Interest in adjustable rate mortgages (ARMs) will be further encouraged as lenders are expected to increase the discounts they are currently offering on the initial interest rates. As Freddie Mac had noted in its annual survey of adjustable rate mortgages (ARMs) issued last week, lenders are offering average discounts of 1.3 percentage points off of the fully indexed rates of ARMs during the initial fixed-rate period. This is up nearly a full point from the discounts that were offered at the beginning of 2004.
All of this, the report said, should mean that the housing market 'should have another splendid year in 2005.'
Housing starts and home sales are expected to fall off from the record setting rates of 2004, but only by one to two percent. Freddie anticipates total new and existing home sales of 7.75 million units in 2005.
And don't look for the bubble to burse just yet.

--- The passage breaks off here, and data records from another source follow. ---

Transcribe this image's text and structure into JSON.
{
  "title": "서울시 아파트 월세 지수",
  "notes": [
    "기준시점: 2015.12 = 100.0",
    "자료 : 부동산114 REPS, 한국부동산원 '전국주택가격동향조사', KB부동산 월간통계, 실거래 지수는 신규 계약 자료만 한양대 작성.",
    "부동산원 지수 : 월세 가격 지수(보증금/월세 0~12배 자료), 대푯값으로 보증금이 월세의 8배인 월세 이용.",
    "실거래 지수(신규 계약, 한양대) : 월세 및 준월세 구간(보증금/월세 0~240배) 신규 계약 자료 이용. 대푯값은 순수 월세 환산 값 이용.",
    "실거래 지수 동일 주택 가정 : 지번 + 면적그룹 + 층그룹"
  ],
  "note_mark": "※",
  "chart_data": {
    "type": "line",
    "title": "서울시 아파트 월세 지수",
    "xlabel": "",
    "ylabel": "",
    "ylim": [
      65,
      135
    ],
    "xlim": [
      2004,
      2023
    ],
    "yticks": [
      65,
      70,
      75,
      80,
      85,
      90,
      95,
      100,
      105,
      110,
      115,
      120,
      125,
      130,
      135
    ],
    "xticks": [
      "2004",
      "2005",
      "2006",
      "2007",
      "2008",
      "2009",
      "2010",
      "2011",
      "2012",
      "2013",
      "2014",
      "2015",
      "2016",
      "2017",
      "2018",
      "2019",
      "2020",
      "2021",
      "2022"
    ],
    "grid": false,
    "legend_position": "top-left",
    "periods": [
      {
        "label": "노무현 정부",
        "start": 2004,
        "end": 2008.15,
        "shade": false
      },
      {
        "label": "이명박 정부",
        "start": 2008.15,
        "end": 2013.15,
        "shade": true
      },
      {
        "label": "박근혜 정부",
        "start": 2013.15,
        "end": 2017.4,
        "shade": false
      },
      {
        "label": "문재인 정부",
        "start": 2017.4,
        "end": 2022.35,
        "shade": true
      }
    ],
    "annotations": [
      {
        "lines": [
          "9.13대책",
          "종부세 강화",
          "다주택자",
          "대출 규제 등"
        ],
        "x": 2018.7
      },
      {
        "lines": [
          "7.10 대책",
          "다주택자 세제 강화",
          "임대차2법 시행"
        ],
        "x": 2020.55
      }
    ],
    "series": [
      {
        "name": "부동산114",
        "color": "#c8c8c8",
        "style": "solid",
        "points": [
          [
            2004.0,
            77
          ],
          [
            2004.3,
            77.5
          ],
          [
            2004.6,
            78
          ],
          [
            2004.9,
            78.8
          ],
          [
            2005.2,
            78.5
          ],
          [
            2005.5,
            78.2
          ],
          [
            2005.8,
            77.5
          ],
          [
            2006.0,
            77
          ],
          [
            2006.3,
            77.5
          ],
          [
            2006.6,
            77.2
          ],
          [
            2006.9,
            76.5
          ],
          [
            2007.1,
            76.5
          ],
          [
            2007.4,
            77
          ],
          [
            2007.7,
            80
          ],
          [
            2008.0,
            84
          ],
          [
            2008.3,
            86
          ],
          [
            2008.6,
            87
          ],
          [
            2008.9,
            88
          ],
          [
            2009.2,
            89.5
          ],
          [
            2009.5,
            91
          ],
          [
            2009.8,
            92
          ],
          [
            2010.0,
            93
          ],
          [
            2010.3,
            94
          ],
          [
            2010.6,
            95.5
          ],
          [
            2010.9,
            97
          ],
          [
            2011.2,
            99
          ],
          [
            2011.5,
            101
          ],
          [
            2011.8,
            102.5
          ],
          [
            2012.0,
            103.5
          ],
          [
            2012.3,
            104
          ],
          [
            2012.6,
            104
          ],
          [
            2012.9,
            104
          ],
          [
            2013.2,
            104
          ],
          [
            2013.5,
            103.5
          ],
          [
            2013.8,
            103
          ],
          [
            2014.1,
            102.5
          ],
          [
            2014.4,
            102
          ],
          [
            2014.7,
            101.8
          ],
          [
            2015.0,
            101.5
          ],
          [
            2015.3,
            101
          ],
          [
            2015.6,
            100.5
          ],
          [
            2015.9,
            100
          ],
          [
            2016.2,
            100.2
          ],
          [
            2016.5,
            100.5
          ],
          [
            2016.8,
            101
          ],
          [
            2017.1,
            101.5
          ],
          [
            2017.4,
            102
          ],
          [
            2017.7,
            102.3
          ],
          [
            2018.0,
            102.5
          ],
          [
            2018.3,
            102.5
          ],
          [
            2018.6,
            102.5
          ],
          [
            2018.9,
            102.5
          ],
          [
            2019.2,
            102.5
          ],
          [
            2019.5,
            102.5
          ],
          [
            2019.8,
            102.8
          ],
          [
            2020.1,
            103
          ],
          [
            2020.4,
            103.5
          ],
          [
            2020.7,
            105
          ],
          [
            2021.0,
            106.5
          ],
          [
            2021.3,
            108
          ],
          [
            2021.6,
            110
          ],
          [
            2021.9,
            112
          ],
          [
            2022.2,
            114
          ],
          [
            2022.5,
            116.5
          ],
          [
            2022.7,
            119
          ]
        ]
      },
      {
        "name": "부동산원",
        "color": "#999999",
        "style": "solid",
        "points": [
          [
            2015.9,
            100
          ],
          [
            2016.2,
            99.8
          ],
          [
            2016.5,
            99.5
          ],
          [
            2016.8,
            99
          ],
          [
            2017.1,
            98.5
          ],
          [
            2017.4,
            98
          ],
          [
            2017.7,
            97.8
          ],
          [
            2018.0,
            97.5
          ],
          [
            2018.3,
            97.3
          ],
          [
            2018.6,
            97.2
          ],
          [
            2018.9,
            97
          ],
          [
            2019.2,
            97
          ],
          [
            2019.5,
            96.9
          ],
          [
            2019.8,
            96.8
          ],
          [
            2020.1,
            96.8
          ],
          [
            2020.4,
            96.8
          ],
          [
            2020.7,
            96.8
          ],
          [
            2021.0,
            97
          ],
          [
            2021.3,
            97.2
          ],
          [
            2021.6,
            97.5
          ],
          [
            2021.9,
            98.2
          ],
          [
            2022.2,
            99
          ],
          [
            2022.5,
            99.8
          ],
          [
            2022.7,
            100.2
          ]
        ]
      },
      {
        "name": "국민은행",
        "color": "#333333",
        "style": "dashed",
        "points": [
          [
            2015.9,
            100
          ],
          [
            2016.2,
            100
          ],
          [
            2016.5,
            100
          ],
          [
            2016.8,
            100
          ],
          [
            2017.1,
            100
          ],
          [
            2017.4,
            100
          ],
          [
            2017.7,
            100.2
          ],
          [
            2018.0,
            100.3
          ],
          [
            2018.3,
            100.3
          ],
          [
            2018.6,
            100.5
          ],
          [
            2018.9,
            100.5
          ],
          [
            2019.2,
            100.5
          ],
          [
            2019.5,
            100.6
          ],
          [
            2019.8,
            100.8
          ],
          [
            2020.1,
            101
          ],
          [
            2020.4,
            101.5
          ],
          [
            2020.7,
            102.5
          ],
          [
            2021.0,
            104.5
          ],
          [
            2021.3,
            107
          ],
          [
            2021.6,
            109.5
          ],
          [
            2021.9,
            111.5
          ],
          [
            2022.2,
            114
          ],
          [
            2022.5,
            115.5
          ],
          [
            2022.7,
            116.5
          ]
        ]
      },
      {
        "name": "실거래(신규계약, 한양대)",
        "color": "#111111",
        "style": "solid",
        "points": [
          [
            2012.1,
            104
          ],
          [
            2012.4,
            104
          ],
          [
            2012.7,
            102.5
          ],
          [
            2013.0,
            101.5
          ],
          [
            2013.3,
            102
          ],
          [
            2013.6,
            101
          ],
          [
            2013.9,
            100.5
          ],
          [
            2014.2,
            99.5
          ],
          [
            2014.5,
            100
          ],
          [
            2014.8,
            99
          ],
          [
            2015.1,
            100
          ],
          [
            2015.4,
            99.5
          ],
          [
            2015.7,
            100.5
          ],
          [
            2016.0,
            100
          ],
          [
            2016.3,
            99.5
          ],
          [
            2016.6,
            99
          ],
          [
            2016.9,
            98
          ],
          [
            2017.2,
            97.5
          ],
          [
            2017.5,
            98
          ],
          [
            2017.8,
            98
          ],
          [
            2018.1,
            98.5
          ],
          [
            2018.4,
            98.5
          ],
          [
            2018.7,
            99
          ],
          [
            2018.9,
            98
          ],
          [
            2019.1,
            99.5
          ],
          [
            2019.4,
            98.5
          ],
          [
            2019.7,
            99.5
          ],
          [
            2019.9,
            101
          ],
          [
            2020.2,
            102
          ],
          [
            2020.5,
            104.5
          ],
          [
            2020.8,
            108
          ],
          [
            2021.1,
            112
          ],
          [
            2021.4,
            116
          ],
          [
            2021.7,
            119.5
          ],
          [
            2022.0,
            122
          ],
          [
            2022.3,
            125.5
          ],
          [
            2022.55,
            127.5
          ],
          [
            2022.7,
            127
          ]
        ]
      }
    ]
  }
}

Freddie projects that housing appreciation, while less than last year, will still be at a more than respectable 7.2% this year and 6.3 percent in 2006.
Single family mortgage originations are expected to decline considerably to $2.6 trillion in 2005 and $2.3 trillion in 2006 from $2.75 trillion in 2004. This decline will be almost totally accounted for by a decline in refinances which are expected to make up only 39 percent of the total residential mortgage market this year and 32 percent next year. Refinances accounted for 46 percent of mortgage originations last year.
Home equity loans and second mortgages are expected to be the vehicle of choice for home owners desiring to pull equity out of their homes. These loans types accounted for almost 20 percent of the growth in single family debt in the year ended September 30, 2004, a trend that Freddie Mac expects to continue.